Which countries will the clinical study take place in and why?

The incidence of HPV16+ cancers in the population differs significantly from country to country, so the number of potential patients needs to be taken into consideration when selecting study sites and countries to ensure the study successfully recruits sufficient patients. Also, the different cancers we are studying e.g. oropharyngeal and anogenital, are treated by different specialty oncologists. This means that the countries selected to participate need to have sufficient study sites with access to sufficient numbers of patients and have good collaboration between the specialist oncology teams required. As the first part of the study (cohort 1) is a first-in-human study the study sites also need to have experience with Phase 1 clinical studies.
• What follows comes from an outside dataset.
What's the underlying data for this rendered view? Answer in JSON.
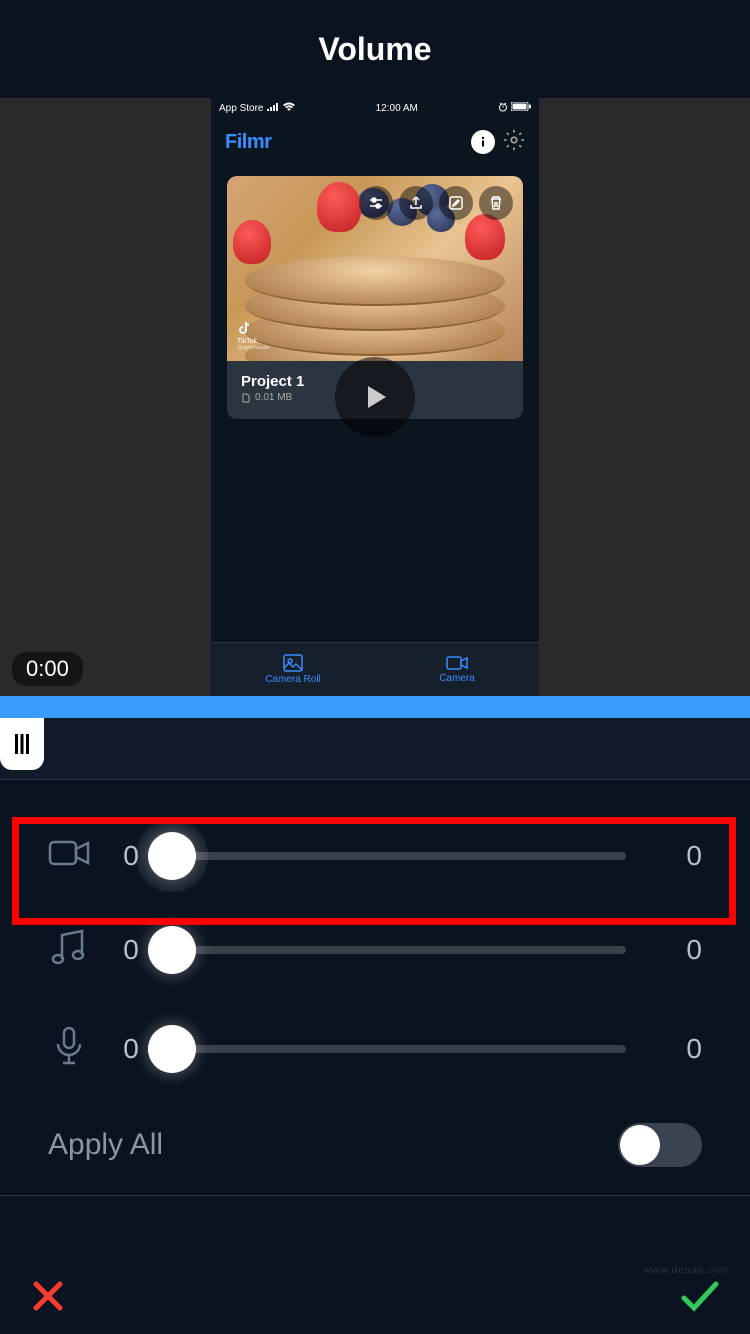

Another key consideration is whether the site is participating in other similar clinical studies so we can avoid competition for patients. Site selection has been underway for several months and we have already identified sites in Belgium and Spain for the cohort 1 study, with one or two other European countries still in consideration.

What do you see as the main challenges ahead?
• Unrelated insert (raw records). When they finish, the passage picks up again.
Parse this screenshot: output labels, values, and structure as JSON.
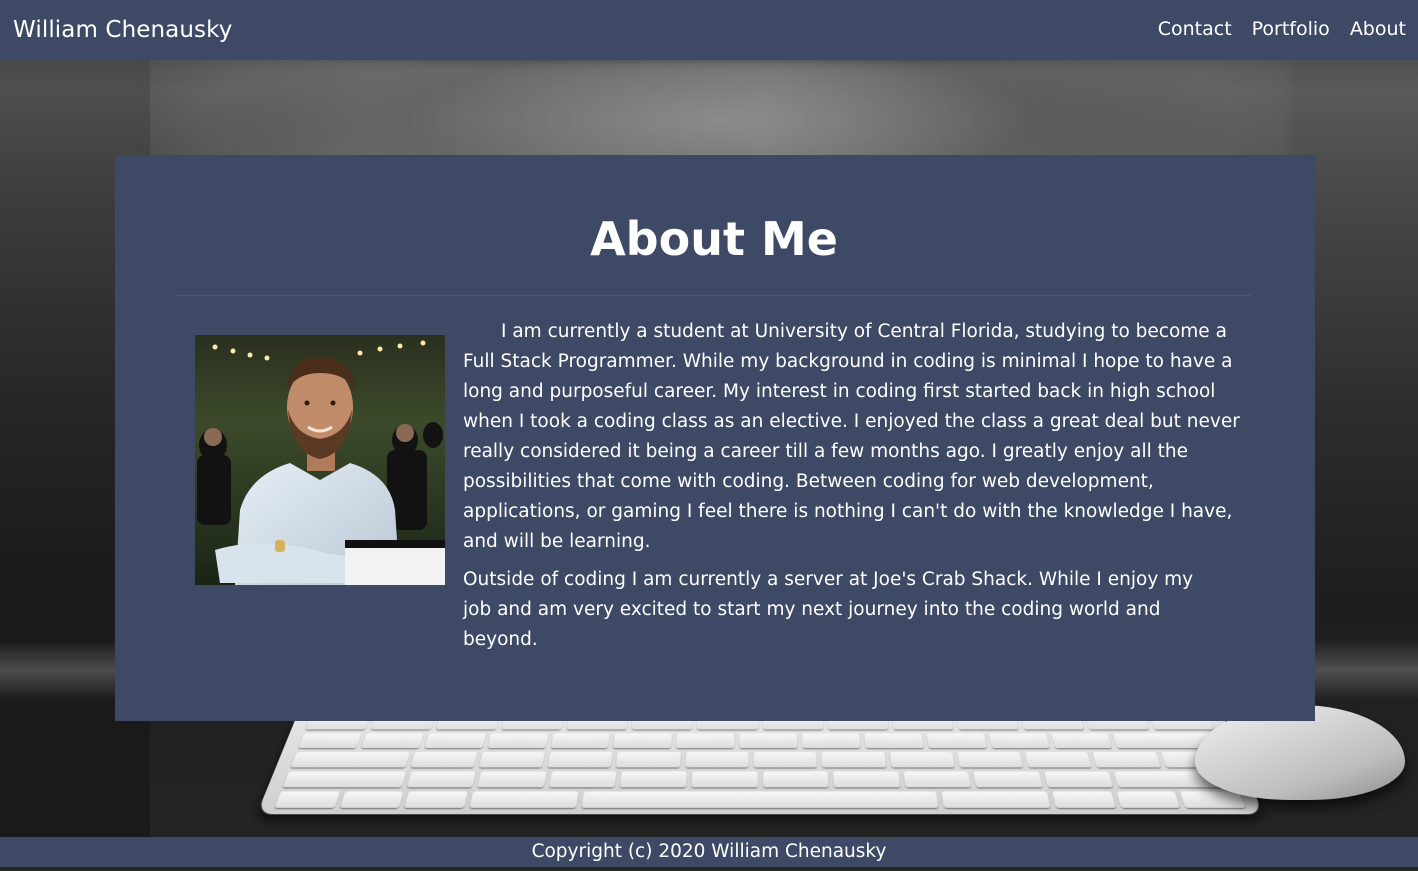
{
  "navbar": {
    "brand": "William Chenausky",
    "links": [
      {
        "label": "Contact"
      },
      {
        "label": "Portfolio"
      },
      {
        "label": "About"
      }
    ],
    "background_color": "#3d4965"
  },
  "about": {
    "title": "About Me",
    "paragraphs": [
      "I am currently a student at University of Central Florida, studying to become a Full Stack Programmer. While my background in coding is minimal I hope to have a long and purposeful career. My interest in coding first started back in high school when I took a coding class as an elective. I enjoyed the class a great deal but never really considered it being a career till a few months ago. I greatly enjoy all the possibilities that come with coding. Between coding for web development, applications, or gaming I feel there is nothing I can't do with the knowledge I have, and will be learning.",
      "Outside of coding I am currently a server at Joe's Crab Shack. While I enjoy my job and am very excited to start my next journey into the coding world and beyond."
    ],
    "card_color": "#3d4965"
  },
  "footer": {
    "text": "Copyright (c) 2020 William Chenausky"
  }
}
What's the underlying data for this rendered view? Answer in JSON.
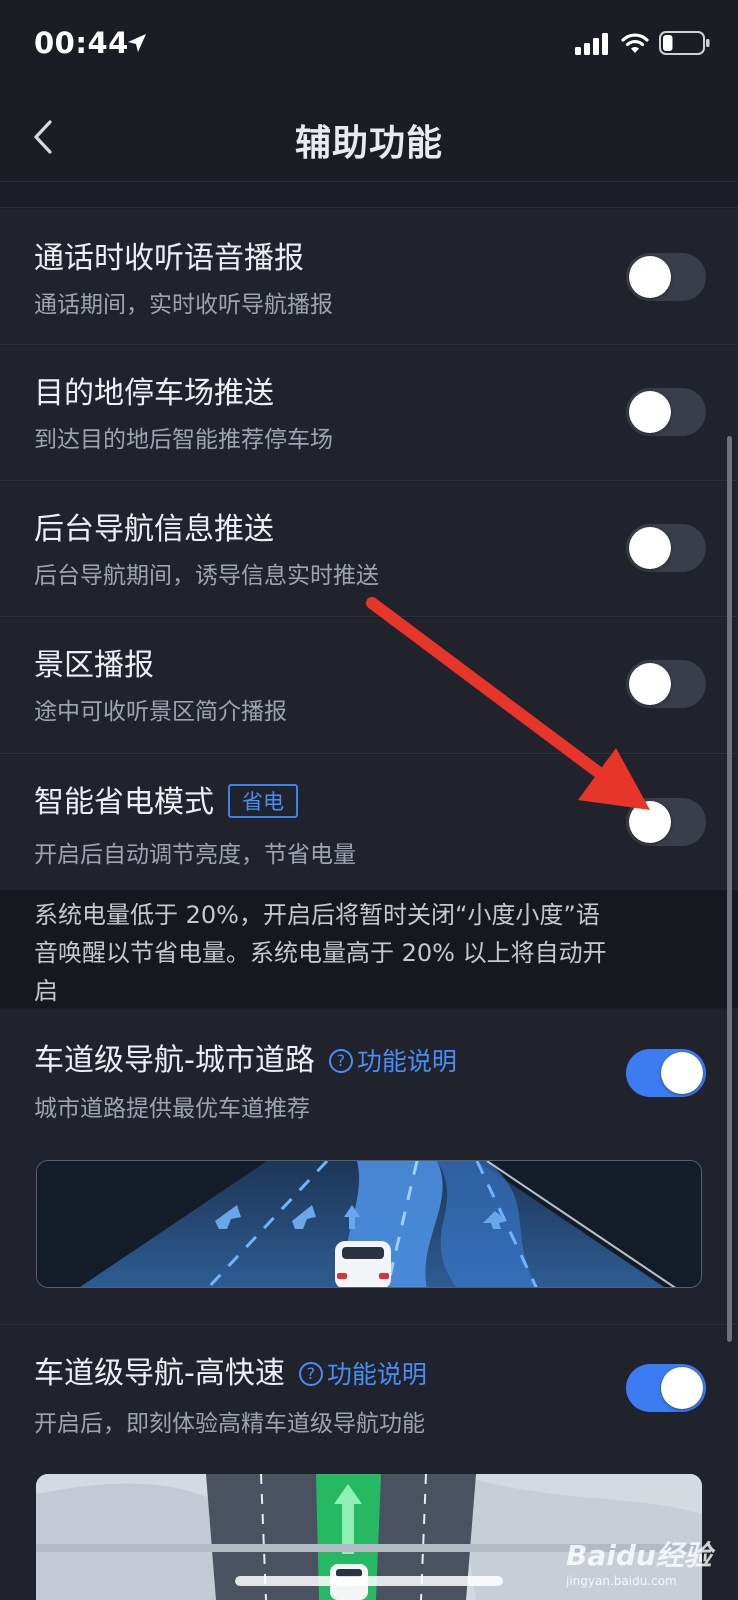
{
  "status_bar": {
    "time": "00:44",
    "icons": [
      "location-arrow-icon",
      "signal-icon",
      "wifi-icon",
      "battery-icon"
    ],
    "battery_level": 0.25
  },
  "nav": {
    "title": "辅助功能",
    "back_icon": "chevron-left-icon"
  },
  "settings": [
    {
      "title": "通话时收听语音播报",
      "subtitle": "通话期间，实时收听导航播报",
      "enabled": false
    },
    {
      "title": "目的地停车场推送",
      "subtitle": "到达目的地后智能推荐停车场",
      "enabled": false
    },
    {
      "title": "后台导航信息推送",
      "subtitle": "后台导航期间，诱导信息实时推送",
      "enabled": false
    },
    {
      "title": "景区播报",
      "subtitle": "途中可收听景区简介播报",
      "enabled": false
    },
    {
      "title": "智能省电模式",
      "badge": "省电",
      "subtitle": "开启后自动调节亮度，节省电量",
      "enabled": false
    },
    {
      "title": "车道级导航-城市道路",
      "help_label": "功能说明",
      "subtitle": "城市道路提供最优车道推荐",
      "enabled": true
    },
    {
      "title": "车道级导航-高快速",
      "help_label": "功能说明",
      "subtitle": "开启后，即刻体验高精车道级导航功能",
      "enabled": true
    }
  ],
  "power_note": {
    "line1": "系统电量低于 20%，开启后将暂时关闭“小度小度”语",
    "line2": "音唤醒以节省电量。系统电量高于 20% 以上将自动开",
    "line3": "启"
  },
  "watermark": {
    "brand": "Baidu经验",
    "url": "jingyan.baidu.com"
  },
  "colors": {
    "accent": "#3b7cf2",
    "annotation_arrow": "#e8352a",
    "background": "#20232b"
  }
}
All clinical studies face similar challenges, regulatory hurdles to overcome and delays in approvals, especially in these recent COVID times, but the main challenge is always in patient recruitment. A new wave of COVID cases and subsequent lockdown regulations could also seriously affect recruitment. Fortunately, based on eTheRNA’s experience in clinical studies and having the TIGER network of clinicians and patient group ECPC, we are confident that we can raise awareness of the study in the participating countries for successful patient recruitment and retention.

mRNA vaccine technologies have been in the news recently due to Covid, so does eTheRNA technology work like the Covid vaccines or is it very different?

Both EI-201 and the mRNA COVID vaccines, which also use messenger ribonucleic acid (mRNA) strands encapsulated in lipid nanoparticles (LNPs).  While the COVID vaccines have been developed to induce antibodies and T cells, EI-201 has been designed to induce T cells to kill tumor cells containing the HPV16 gene. Covid vaccines are delivered intramuscularly, while the EI-201 vaccine will be delivered intravenously.

Does the rapid advance in bringing mRNA technologies safely to patients in the last 18 months help the TIGER project?

Yes, very much so. Confidence and acceptance of this technology has risen steadily as millions of people have been successfully vaccinated with the mRNA vaccines and the beneficial effects have been widely recognised. There has been a huge increase in interest in mRNA from both the scientific and pharma communities, but also from the general public. It is an exciting time to be working in this area of research.

Do you see any specific regulatory barriers or problems for the TIGER project?

At this stage the clinical trial application has to be acceptable by the national health agencies. To reduce the risk of the application, simultaneous scientific advice has been requested from two health agencies. In the future, scientific advice will be asked from both the EMA and the FDA. eTheRNA aim to have a global development of EI-201 in the EU, US and China.